Никита крестился и смотрел на образ. И не знал он, невежда, что без доказательств, по одному его слову искренному да по божбе, – никакой судья в мире не заставит отца дьякона взять рамы и уплатить за них следуемые деньги.
Через несколько минут было объявлено, что в иске Никите Петрову отказывается. Отец дьякон, выходя из камеры, вежливо раскланялся с судьей.
– Теперь, милый человек, уж, значит, шабаш! Теперь уж с ним ничего не поделаешь? – спросил Никита у одного из писцов. (Судья на ту пору вышел закусывать.)
В ответ ему молча только головой кивнули.
Другие тяжущиеся вызывались. Никита хмуро оглянул комнату с пола до потолка и вышел. «Эх вы, рамы мои, рамы! – думалось Никите. – Не спихнуть мне вас с рук…»
А пока Никита судился с отцом дьяконом и призывал в свидетели бога, Андрюша жаловался матери на старуху Спиридоновну.
– Мама! Хоьошо рази она это деает? – говорил внушительно Андрюша. – Ты ушла, а она на меня так посмотьела, да и говоит: что ты, Дюшка-дуак, глазки-то выпучил!

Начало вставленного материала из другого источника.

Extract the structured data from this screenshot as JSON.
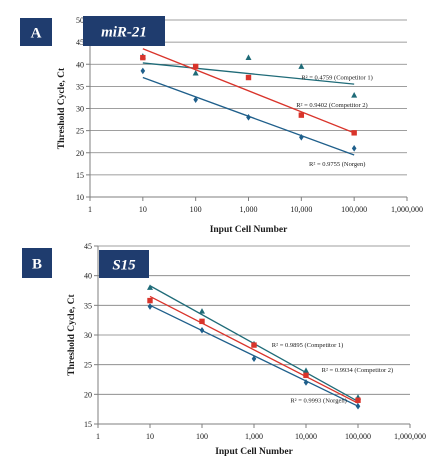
{
  "colors": {
    "panel_label_bg": "#1f3c6e",
    "gene_label_bg": "#1f3c6e",
    "competitor1": "#1f6b78",
    "competitor2": "#d9342b",
    "norgen": "#1f5f8b",
    "grid": "#7f7f7f",
    "axis": "#7f7f7f",
    "text": "#1a1a1a"
  },
  "chart_data": [
    {
      "type": "scatter",
      "panel": "A",
      "gene": "miR-21",
      "xlabel": "Input Cell Number",
      "ylabel": "Threshold Cycle, Ct",
      "x_scale": "log",
      "xlim": [
        1,
        1000000
      ],
      "ylim": [
        10,
        50
      ],
      "x_ticks": [
        1,
        10,
        100,
        1000,
        10000,
        100000,
        1000000
      ],
      "x_tick_labels": [
        "1",
        "10",
        "100",
        "1,000",
        "10,000",
        "100,000",
        "1,000,000"
      ],
      "y_ticks": [
        10,
        15,
        20,
        25,
        30,
        35,
        40,
        45,
        50
      ],
      "y_tick_labels": [
        "10",
        "15",
        "20",
        "25",
        "30",
        "35",
        "40",
        "45",
        "50"
      ],
      "grid": "horizontal",
      "series": [
        {
          "marker": "triangle",
          "color_key": "competitor1",
          "points": [
            [
              10,
              41.8
            ],
            [
              100,
              38.0
            ],
            [
              1000,
              41.5
            ],
            [
              10000,
              39.5
            ],
            [
              100000,
              33.0
            ]
          ],
          "fit": [
            [
              10,
              40.3
            ],
            [
              100000,
              35.5
            ]
          ],
          "annotation": "R² =  0.4759 (Competitor 1)",
          "annotation_at": [
            10000,
            36.5
          ]
        },
        {
          "marker": "square",
          "color_key": "competitor2",
          "points": [
            [
              10,
              41.5
            ],
            [
              100,
              39.5
            ],
            [
              1000,
              37.0
            ],
            [
              10000,
              28.5
            ],
            [
              100000,
              24.5
            ]
          ],
          "fit": [
            [
              10,
              43.5
            ],
            [
              100000,
              24.5
            ]
          ],
          "annotation": "R² =  0.9402 (Competitor 2)",
          "annotation_at": [
            8000,
            30.3
          ]
        },
        {
          "marker": "diamond",
          "color_key": "norgen",
          "points": [
            [
              10,
              38.5
            ],
            [
              100,
              32.0
            ],
            [
              1000,
              28.0
            ],
            [
              10000,
              23.5
            ],
            [
              100000,
              21.0
            ]
          ],
          "fit": [
            [
              10,
              37.0
            ],
            [
              100000,
              19.5
            ]
          ],
          "annotation": "R² =  0.9755 (Norgen)",
          "annotation_at": [
            14000,
            17.0
          ]
        }
      ]
    },
    {
      "type": "scatter",
      "panel": "B",
      "gene": "S15",
      "xlabel": "Input Cell Number",
      "ylabel": "Threshold Cycle, Ct",
      "x_scale": "log",
      "xlim": [
        1,
        1000000
      ],
      "ylim": [
        15,
        45
      ],
      "x_ticks": [
        1,
        10,
        100,
        1000,
        10000,
        100000,
        1000000
      ],
      "x_tick_labels": [
        "1",
        "10",
        "100",
        "1,000",
        "10,000",
        "100,000",
        "1,000,000"
      ],
      "y_ticks": [
        15,
        20,
        25,
        30,
        35,
        40,
        45
      ],
      "y_tick_labels": [
        "15",
        "20",
        "25",
        "30",
        "35",
        "40",
        "45"
      ],
      "grid": "horizontal",
      "series": [
        {
          "marker": "triangle",
          "color_key": "competitor1",
          "points": [
            [
              10,
              38.0
            ],
            [
              100,
              34.0
            ],
            [
              1000,
              28.5
            ],
            [
              10000,
              24.0
            ],
            [
              100000,
              19.5
            ]
          ],
          "fit": [
            [
              10,
              38.3
            ],
            [
              100000,
              18.8
            ]
          ],
          "annotation": "R² =  0.9895 (Competitor 1)",
          "annotation_at": [
            2200,
            28.0
          ]
        },
        {
          "marker": "square",
          "color_key": "competitor2",
          "points": [
            [
              10,
              35.8
            ],
            [
              100,
              32.3
            ],
            [
              1000,
              28.3
            ],
            [
              10000,
              23.2
            ],
            [
              100000,
              19.0
            ]
          ],
          "fit": [
            [
              10,
              36.5
            ],
            [
              100000,
              18.5
            ]
          ],
          "annotation": "R² =  0.9934 (Competitor 2)",
          "annotation_at": [
            20000,
            23.8
          ]
        },
        {
          "marker": "diamond",
          "color_key": "norgen",
          "points": [
            [
              10,
              34.8
            ],
            [
              100,
              30.8
            ],
            [
              1000,
              26.0
            ],
            [
              10000,
              22.0
            ],
            [
              100000,
              18.0
            ]
          ],
          "fit": [
            [
              10,
              35.0
            ],
            [
              100000,
              18.0
            ]
          ],
          "annotation": "R² =  0.9993 (Norgen)",
          "annotation_at": [
            5000,
            18.6
          ]
        }
      ]
    }
  ]
}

Ведь не хоьошо это, мама… Я ведь не Дюшка, а Дюшенька!.. Да, мама?.. И не дуак!
Андрюша, должно заметить, несмотря на грубость и жесткость, яркая печать которых лежала на всех отношениях окружавших его людей, был чрезвычайно впечатлителен и обидчив. Иное бранное слово его повергало в сильнейшее уныние, доводило до слез.
Возвратился отец и ругнул Степановну за то, что обед не готов. Степановна, разобиженная взыскательностью мужа, попрекнула его тем, что он спьяна, должно быть, действительно не вслушивался в слова отца дьякона и вместо того, чтобы сделать рамы сосновые, смастерил березовые…

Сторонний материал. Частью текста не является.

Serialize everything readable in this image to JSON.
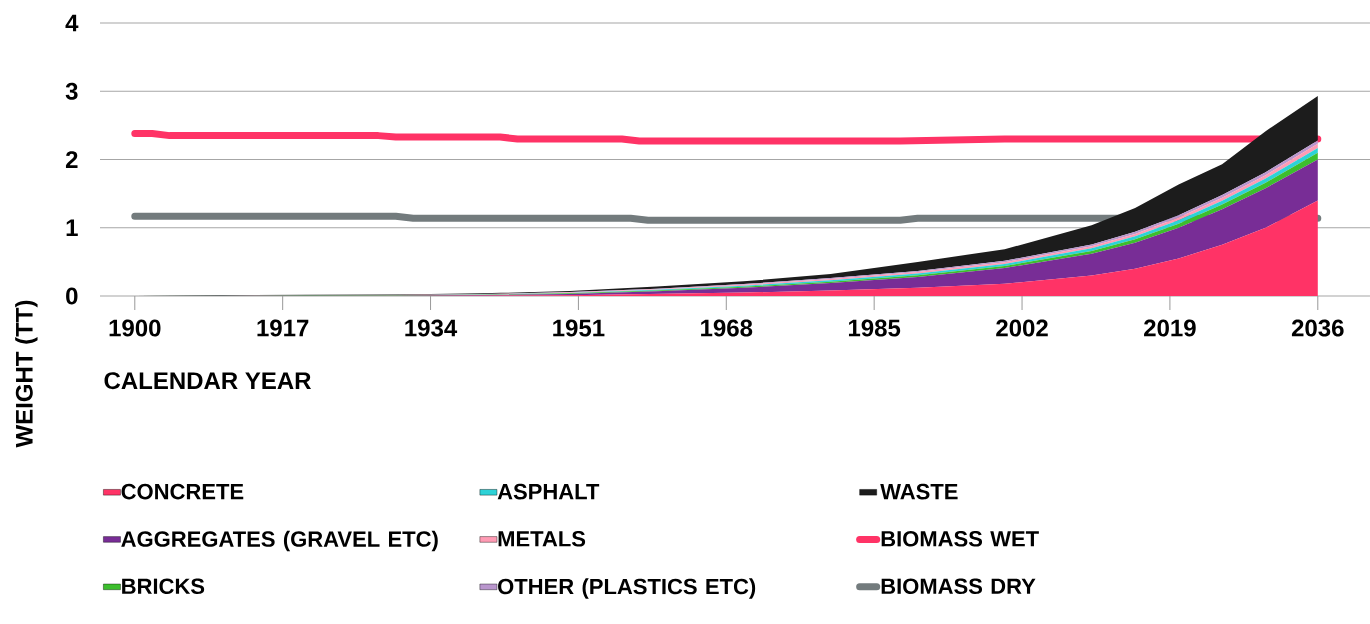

– Скоро ли еще ужо возьмут их, ищи охотников! – говорила она резко. – Косяки-то оконные не во всех домах, поди, одинаковы… Не по мерке для тебя сделаны? Таковский и есть… – резко говорила она. – Не трескал бы винища-то своего проклятого, так и было бы поздоровее…

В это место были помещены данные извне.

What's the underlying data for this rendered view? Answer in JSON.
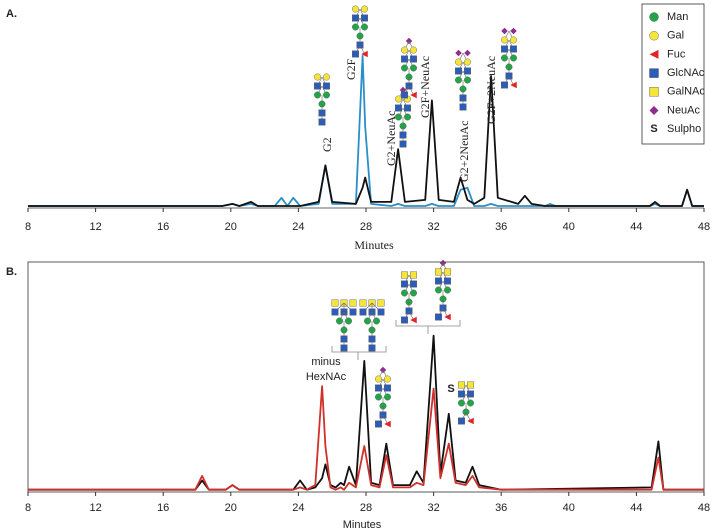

Степановна была твердо убеждена в правоте мужа, но говорила таким образом просто со зла. Подлила масла в огонь Катерина Степановна… Никита пуще заругался; жилы раздулись на его морщинистом лбу, губы дрогнули, – и он крепко хватил жену по спине своим дюжим кулаком. Началась драка… Вся избитая, Степановна убежала из дома.
Вечером, когда Степановна возвратилась домой от кумушек, к которым бегала поведать про свое горе, про своего «изверга окаянного», опять поднялся вой, завязалась страшная брань, Андрюша весь бледнешенек сидел за печкой и трясся как в лихорадке; зубы его невольно стучали, когда который-нибудь из родителей сильнее возвышал голос… В самый разгар свалки в дверях показался хозяин дома – отец Василий. Мерного поступью приблизился почтенный человек к ругавшимся.
– Нехорошо, нехорошо, Никита, вы живете! – кротко заговорил он. – С утра до вечера у вас шум да крик: постояльцам покоя не даете. На что же это похоже! – Священник погладил, по привычке, свою бороду и строго посмотрел на своих духовных детей. – Что у вас тут такое? – продолжал он. – Что вы делите?.. Ты знаешь, Катерина, что сказано в священном писании: жена должна покоряться и уступать своему мужу, – он господин ей…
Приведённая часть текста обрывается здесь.